I have compute but I’m no expert on TTS and I’d like help choosing hyper parameters and tuning the config file.
I know this is possible since @erogol did it with WaveRNN and it worked very well.
I’d like to do the same with faster inference speed to cover more use cases by using either MelGAN or PWGAN on the same LibriTTS dataset.
According to my understanding, the sample-rate of the dataset used to train Tacotron doesn’t really matter because it shouldn’t affect the mel spectogram (I’m not so sure about that), the only parameters that should affect it are :
- num_mels (80)
- mel_fmin (50)
- mel_fmax (8000 to cover a scope as large as possible of speakers)

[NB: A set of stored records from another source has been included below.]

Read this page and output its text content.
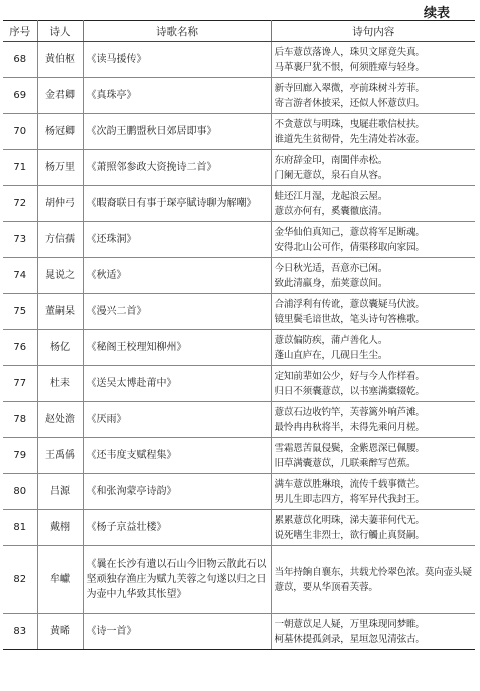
续表
序号	诗人	诗歌名称	诗句内容
68	黄伯枢	《读马援传》	后车薏苡落谗人，珠贝文犀竟失真。
马革裹尸犹不恨，何须胜瘴与轻身。

69	金君卿	《真珠亭》	新寺回廊入翠微，亭前珠树斗芳菲。
寄言游者休披采，还似人怀薏苡归。

70	杨冠卿	《次韵王鹏盟秋日郊居即事》	不贪薏苡与明珠，曳屣荘歌信杖扶。
谁道先生贫彻骨，先生清处若冰壶。

71	杨万里	《萧照邻参政大资挽诗二首》	东府辞金印，南閩伴赤松。
门阑无薏苡，泉石自从容。

72	胡仲弓	《暇裔联日有事于琛亭賦诗聊为解嘲》	蛙还江月湿，龙起浪云屋。
薏苡亦何有，奚囊徹底清。

73	方信孺	《还珠洞》	金华仙伯真知己，薏苡将军足断魂。
安得北山公可作，倩渠移取向家园。

74	晁说之	《秋适》	今日秋光适，吾意亦已闲。
致此清羸身，茄荚薏苡间。

75	董嗣杲	《漫兴二首》	合浦浮利有传讹，薏苡囊疑马伏波。
镜里鬓毛谙世故，笔头诗句答樵歌。

76	杨亿	《秘阁王校理知柳州》	薏苡偏防疾，蒲卢善化人。
蓬山直庐在，几砚日生尘。

77	杜耒	《送吴太博赴莆中》	定知前辈如公少，好与今人作样看。
归日不须囊薏苡，以书塞满橐辍乾。

78	赵处澹	《厌雨》	薏苡石边收钓竿，芙蓉篱外响芦滩。
最怜冉冉秋将半，未得先乘问月槎。

79	王禹偁	《还韦度支赋程集》	雪霜恩苦鼠侵鬓，金紫恩深已佩腰。
旧草满囊薏苡，几联乘醉写芭蕉。

80	吕源	《和张洵蒙亭诗韵》	满车薏苡胜琳琅，流传千载事微芒。
男儿生即志四方，将军异代我封王。

81	戴栩	《杨子京益壮楼》	累累薏苡化明珠，涕夫萋菲何代无。
说死嗜生非烈士，欲行觸止真贤嗣。

82	牟巘	《曩在长沙有遺以石山今旧物云散此石以坚顽独存渔庄为赋九芙蓉之句遂以归之日为壶中九华致其怅望》	当年持餉自襄东，共载尤怜翠色浓。莫向壶头疑薏苡，要从华顶看芙蓉。

83	黄晞	《诗一首》	一朝薏苡足人疑，万里珠现同梦睢。
柯墓休提孤剑录，星垣忽见清弦古。
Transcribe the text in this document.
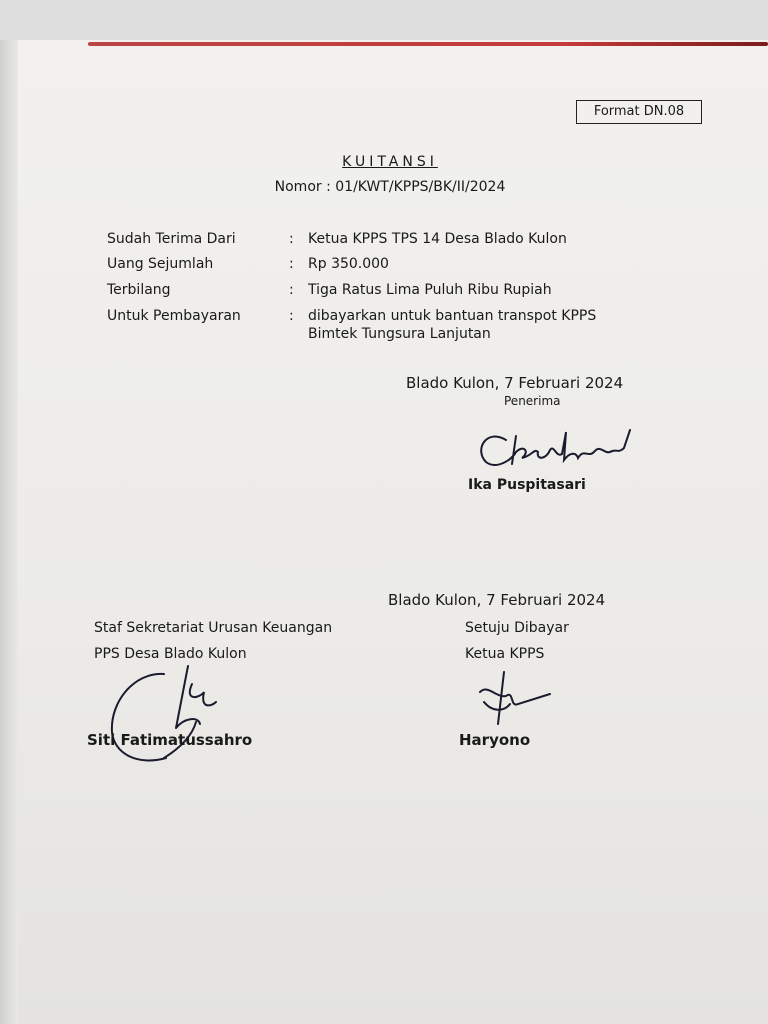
Format DN.08
KUITANSI
Nomor : 01/KWT/KPPS/BK/II/2024
Sudah Terima Dari	: Ketua KPPS TPS 14 Desa Blado Kulon
Uang Sejumlah	: Rp 350.000
Terbilang	: Tiga Ratus Lima Puluh Ribu Rupiah
Untuk Pembayaran	: dibayarkan untuk bantuan transpot KPPS
Bimtek Tungsura Lanjutan
Blado Kulon, 7 Februari 2024
Penerima
Ika Puspitasari
Blado Kulon, 7 Februari 2024
Staf Sekretariat Urusan Keuangan
PPS Desa Blado Kulon
Setuju Dibayar
Ketua KPPS
Siti Fatimatussahro	Haryono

- spec_gain (20 but I suspect that diffrent gain on TTSvsVocoder should be fixable without retraining)
- fft_size (1024)
- win_length (1024)
- hop_length (256)
And so, still according to my understanding, these are the parameters that must be shared with all models that use the same vocoder.
The vocoder’s output sample rate shouldn’t matter too much but I think that 16kHz instead of the LibriTTS’s 24kHz should give a 33% boost in inference performance. (I’m not so sure about that as well since PWGAN and MelGAN are far more parallelised than WaveRNN)
What do you think about that ? Is it a good idea ? Am I off in my understanding of the TTS process ?